Wie sich herausstellt, hat der Jäger recht, und der Ladenbesitzer wird für seine Leugnung teuer bezahlen. Auch hier beginnt der allgemeine Bogen dieser Erzählung mit der realen Geschichte, denn es gibt unzählige Beispiele dafür, dass die Nazis Immobilien und Geschäfte in jüdischem Besitz beschlagnahmt und die Aufzeichnungen über den jüdischen Besitz vernichtet haben, so dass es für überlebende Juden nach dem Krieg fast unmöglich war, ihren Besitz zurückzufordern.

Der Autor Menachem Kaiser hat kürzlich in seinem Sachbuch „Plunder“, das mit dem Sami-Rohr-Preis für jüdische Literatur ausgezeichnet wurde, untersucht, wie die Beschlagnahmung von Eigentum durch die Nationalsozialisten seine eigene Familiengeschichte veränderte.

Der jüdische Aktivismus von Frank Sinatra

Als Teil der Verkleidung von Al Pacinos Figur als Holocaust-Überlebender im Amerika der Nachkriegszeit wird er zu einem aktiven Philanthropen für jüdische Zwecke. An einer Stelle kann er nicht anders, als damit zu prahlen, dass er Frank Sinatra davon überzeugt hat, eine beträchtliche Spende zu leisten.
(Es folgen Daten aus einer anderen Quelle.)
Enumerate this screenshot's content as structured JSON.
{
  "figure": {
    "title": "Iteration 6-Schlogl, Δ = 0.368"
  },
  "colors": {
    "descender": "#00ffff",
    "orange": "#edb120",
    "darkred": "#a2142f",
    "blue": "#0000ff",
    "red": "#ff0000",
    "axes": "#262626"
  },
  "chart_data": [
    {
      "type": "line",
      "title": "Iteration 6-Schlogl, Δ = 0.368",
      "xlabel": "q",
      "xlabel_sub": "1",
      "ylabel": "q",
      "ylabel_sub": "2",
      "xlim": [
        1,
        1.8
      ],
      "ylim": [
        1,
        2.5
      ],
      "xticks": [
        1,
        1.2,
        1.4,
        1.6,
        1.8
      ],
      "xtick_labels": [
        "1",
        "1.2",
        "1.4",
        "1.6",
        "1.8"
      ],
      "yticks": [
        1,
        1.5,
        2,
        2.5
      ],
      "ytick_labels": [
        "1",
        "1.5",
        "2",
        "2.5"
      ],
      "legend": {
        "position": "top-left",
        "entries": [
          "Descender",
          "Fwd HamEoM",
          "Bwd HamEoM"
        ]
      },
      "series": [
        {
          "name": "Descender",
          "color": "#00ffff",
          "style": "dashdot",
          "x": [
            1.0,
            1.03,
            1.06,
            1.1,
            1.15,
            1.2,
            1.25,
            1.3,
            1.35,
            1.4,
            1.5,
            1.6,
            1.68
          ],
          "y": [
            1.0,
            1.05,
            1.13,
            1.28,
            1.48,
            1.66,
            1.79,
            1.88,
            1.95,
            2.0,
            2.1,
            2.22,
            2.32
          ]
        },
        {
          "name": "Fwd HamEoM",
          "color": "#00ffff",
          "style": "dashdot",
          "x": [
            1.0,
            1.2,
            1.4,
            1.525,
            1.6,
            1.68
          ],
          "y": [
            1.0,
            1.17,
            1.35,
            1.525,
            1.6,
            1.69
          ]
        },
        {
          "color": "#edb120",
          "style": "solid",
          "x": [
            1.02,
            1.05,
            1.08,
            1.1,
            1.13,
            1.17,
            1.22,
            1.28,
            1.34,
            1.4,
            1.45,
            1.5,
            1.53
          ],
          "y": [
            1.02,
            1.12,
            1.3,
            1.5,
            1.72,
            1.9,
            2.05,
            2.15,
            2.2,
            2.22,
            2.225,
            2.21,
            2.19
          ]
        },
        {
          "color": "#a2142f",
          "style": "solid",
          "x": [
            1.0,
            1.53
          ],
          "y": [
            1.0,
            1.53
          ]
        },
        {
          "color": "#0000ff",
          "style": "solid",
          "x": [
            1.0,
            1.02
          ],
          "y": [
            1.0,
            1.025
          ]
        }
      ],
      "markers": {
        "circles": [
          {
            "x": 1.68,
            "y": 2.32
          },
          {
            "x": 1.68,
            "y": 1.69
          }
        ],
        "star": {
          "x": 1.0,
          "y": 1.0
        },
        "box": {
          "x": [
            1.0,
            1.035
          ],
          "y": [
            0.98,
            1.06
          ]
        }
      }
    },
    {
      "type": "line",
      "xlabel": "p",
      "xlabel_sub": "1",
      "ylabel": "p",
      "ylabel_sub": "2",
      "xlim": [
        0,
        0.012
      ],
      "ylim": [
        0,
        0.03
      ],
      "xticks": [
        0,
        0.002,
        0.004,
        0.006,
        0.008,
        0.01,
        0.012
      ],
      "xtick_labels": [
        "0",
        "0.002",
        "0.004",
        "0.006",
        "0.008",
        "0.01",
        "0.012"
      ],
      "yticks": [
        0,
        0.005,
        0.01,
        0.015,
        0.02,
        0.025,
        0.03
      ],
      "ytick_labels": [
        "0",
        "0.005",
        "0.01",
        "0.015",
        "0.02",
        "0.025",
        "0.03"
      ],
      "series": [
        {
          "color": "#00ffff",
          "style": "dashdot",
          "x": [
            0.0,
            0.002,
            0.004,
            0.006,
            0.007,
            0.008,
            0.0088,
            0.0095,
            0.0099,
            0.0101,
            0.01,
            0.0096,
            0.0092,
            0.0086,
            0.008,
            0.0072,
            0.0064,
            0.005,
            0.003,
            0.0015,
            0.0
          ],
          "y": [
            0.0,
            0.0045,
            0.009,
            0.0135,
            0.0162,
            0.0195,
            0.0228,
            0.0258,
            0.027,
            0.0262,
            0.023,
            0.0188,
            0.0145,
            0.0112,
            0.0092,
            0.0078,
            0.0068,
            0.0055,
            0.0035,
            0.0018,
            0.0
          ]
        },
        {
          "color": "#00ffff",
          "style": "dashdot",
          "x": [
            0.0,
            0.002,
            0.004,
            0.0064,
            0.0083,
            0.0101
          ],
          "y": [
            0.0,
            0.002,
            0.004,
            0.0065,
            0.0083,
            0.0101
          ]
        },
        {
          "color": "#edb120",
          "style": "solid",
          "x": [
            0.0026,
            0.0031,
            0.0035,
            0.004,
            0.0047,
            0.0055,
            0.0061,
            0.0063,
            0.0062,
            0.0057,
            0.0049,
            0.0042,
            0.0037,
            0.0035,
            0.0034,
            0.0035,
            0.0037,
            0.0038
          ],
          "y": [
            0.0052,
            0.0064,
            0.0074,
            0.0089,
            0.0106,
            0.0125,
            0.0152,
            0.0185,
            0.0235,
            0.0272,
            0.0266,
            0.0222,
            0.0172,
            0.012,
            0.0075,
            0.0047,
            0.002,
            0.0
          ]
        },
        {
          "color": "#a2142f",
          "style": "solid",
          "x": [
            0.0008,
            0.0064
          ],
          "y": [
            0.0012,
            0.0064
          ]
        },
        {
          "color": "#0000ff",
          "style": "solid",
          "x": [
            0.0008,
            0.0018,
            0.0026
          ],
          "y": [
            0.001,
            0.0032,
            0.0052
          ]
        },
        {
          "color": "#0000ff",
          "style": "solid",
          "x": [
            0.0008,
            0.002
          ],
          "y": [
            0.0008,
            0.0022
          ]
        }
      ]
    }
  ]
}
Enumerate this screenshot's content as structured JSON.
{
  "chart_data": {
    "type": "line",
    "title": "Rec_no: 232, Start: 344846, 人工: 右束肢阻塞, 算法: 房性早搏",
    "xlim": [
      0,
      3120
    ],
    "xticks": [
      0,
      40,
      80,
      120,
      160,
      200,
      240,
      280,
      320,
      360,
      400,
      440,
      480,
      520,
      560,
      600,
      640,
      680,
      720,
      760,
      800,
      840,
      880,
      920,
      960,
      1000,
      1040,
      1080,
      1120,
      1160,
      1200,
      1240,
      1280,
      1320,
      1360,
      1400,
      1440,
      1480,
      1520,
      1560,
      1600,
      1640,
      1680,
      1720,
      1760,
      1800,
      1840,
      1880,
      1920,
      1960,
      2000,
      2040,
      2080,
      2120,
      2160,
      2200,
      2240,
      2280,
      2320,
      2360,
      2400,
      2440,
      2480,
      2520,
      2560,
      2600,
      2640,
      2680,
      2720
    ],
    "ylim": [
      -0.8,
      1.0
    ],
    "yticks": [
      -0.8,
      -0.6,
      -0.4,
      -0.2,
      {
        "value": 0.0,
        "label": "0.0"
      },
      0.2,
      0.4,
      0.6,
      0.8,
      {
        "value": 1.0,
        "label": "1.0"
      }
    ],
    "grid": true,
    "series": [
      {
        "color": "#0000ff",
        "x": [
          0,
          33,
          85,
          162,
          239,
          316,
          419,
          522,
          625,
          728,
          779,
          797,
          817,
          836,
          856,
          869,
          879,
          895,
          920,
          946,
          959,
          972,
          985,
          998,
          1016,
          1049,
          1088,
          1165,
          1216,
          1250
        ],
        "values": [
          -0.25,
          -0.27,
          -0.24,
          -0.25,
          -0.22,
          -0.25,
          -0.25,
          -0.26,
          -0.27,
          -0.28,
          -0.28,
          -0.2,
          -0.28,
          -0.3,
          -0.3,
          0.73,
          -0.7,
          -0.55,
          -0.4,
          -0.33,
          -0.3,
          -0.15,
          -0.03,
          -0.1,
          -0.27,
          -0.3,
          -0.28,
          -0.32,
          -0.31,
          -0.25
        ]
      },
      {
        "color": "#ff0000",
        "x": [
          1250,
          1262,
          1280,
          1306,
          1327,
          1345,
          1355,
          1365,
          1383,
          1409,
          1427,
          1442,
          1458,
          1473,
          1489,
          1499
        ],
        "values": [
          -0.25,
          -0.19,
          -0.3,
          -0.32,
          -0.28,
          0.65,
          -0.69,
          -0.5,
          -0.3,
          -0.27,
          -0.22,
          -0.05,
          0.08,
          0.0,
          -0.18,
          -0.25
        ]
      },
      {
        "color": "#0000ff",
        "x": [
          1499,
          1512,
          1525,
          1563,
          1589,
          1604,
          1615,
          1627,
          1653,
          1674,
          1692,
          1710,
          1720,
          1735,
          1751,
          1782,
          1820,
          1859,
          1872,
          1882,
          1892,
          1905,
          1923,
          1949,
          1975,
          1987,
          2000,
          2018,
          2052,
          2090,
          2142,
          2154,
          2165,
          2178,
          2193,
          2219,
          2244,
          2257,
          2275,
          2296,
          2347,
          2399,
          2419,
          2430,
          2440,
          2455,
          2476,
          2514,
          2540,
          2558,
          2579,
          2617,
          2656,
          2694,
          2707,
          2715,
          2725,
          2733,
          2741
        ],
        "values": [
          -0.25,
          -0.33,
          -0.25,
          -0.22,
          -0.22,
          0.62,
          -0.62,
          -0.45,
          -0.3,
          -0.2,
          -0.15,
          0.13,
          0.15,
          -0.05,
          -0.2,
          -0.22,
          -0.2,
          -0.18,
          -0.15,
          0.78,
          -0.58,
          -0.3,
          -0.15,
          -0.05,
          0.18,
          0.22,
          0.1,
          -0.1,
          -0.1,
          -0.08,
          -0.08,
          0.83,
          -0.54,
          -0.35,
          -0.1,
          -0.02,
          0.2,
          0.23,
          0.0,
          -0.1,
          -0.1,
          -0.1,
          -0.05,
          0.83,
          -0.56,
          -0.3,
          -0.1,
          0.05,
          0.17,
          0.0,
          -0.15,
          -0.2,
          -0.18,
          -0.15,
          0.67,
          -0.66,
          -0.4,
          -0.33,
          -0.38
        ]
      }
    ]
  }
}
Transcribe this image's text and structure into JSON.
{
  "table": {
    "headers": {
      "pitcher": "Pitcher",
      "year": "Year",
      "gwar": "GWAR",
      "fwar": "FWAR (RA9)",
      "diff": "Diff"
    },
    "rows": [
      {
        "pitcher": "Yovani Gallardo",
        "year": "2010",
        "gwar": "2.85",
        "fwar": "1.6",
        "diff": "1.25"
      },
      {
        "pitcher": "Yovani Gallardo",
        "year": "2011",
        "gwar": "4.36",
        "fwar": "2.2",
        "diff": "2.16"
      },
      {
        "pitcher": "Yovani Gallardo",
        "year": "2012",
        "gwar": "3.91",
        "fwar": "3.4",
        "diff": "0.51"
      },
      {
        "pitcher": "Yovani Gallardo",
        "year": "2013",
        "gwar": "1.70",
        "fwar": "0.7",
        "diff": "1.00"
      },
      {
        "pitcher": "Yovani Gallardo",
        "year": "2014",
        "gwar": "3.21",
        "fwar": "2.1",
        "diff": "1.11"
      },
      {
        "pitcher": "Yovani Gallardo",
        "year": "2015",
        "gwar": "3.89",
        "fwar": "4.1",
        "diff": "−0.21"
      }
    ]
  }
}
Tatsächlich war der berühmte Schlagersänger, obwohl er selbst kein Jude war, ein lautstarker und dokumentierter Unterstützer jüdischer Anliegen. Er erhielt Auszeichnungen von hebräischen Schulen, besuchte Israel mehrmals und half beim Bau eines Jugendzentrums in Nazareth, besaß eine 10.000 Dollar teure Kippa und gab seinem Sohn Frank Sinatra Jr. sogar den jüdischen Zweitnamen Emmanuel. Nach Sinatras Tod wurde sein Leichnam jahrzehntelang in einem jüdischen Beerdigungsinstitut in Los Angeles versteckt, um Paparazzi zu vermeiden.